A proclamação da primeira mensagem angélica iniciou-se com o movimento milerita. A segunda foi primeiramente pregada no verão de 1844 e aguarda um cumprimento mais amplo num futuro próximo, quando o "quarto anjo", a Igreja sob o poder da chuva serôdia, anunciar a queda definitiva de Babilônia (Apoc. 18:1-3). A terceira mensagem é proclamada a partir de 1846, quando veio a lume a verdade do sábado. Hoje as três mensagens estão sendo simultaneamente proclamadas em todo o mundo. Muito logo, o "quarto anjo" virá para se unir aos outros três, e dar à proclamação da tríplice mensagem o toque final que a encerrará.

O que se entende por Babilônia no Apocalipse? O termo envolve todos os falsos sistemas religiosos da Terra, com ênfase aos segmentos de maior projeção na cristandade: o romanismo, o protestantismo apostatado e o espiritismo, que nos últimos dias estarão unidos para combater um inimigo comum, o remanescente (16:13 e 14). Esta tríplice união pode ser chamada de apostasia em dimensão ecumênica. No capítulo 17, Babilônia aparece na figura de uma mulher imunda no comando dos "reis da Terra"; mulher é símbolo de igreja. Esta mulher tem várias filhas (vs. 1-3 e 5).

Esta tríplice união será desfeita na altura da sétima praga, quando Deus se lembrará "da grande Babilônia, para dar-lhe o cálice do vinho do furor da Sua ira" (18:4).

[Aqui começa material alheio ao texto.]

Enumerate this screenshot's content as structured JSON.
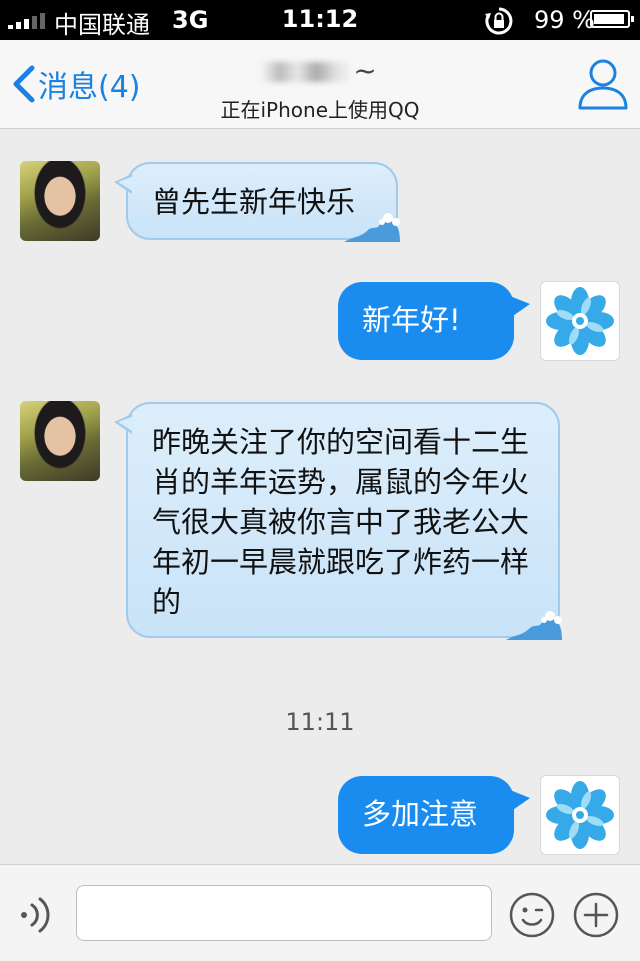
{
  "status_bar": {
    "carrier": "中国联通",
    "network": "3G",
    "time": "11:12",
    "battery": "99 %",
    "battery_level": 0.99
  },
  "nav": {
    "back_label": "消息(4)",
    "contact_suffix": "~",
    "subtitle": "正在iPhone上使用QQ"
  },
  "messages": [
    {
      "direction": "in",
      "text": "曾先生新年快乐"
    },
    {
      "direction": "out",
      "text": "新年好!"
    },
    {
      "direction": "in",
      "text": "昨晚关注了你的空间看十二生肖的羊年运势，属鼠的今年火气很大真被你言中了我老公大年初一早晨就跟吃了炸药一样的"
    },
    {
      "direction": "out",
      "text": "多加注意"
    }
  ],
  "timestamp": "11:11",
  "icons": {
    "back": "chevron-left-icon",
    "profile": "person-icon",
    "voice": "voice-icon",
    "emoji": "smiley-icon",
    "more": "plus-icon"
  },
  "colors": {
    "accent": "#1a82e2",
    "outgoing_bubble": "#1a8cf0",
    "incoming_bubble": "#d6eafa"
  }
}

As atividades de Babilônia em oposição a Deus começaram com Ninrode, algum tempo depois do dilúvio (Gên. 10:8-10); em seguida, no relato, vem o episódio da construção de uma torre, com a qual os homens queriam chegar ao Céu, e fazer um nome para si mesmos (Gên. 11:1-9). Deus desceu para ver a obra e lhes confundiu a linguagem. A torre se chamou Babel, que quer dizer confusão. Todavia, o aramaico bab-ilu, de onde derivam babel e babilônia, significa passagem, ou portal, para Deus. Alguns acham que pode ser caminho para a divinização. Os construtores teriam em vista tornarem-se como deuses. Tornar-se como Deus é precisamente o que o diabo anseia desde que se rebelou contra Ele. O Apocalipse trai a ambição satânica, identificando, como Babilônia, o palco de operação maligna nos últimos dias.

Mais tarde Babilônia voltou a se projetar como um neo-império construído por Nabopolassar e seu filho Nabucodonosor. Este, em 605 aC., transportou a primeira leva de judeus para lá. Em 586 aC., Nabucodonosor invadiu Jerusalém, destruiu a cidade e o templo, e consumou o cativeiro. Após setenta anos de exílio, Deus libertou os judeus de Babilônia e eles regressaram à Judéia para repovoá-la. O Apocalipse se serve de todos esses eventos históricos e os usa como tipos do cativeiro maior imposto pelas ameaças e enganos satânicos finais, dos quais o povo de Deus é libertado.

Os pecados capitais de Babilônia, segundo Apocalipse 17 e 18:

(1) Prostituição espiritual, efetivada em sua união ilícita com os "reis da terra" (17:1 e 2)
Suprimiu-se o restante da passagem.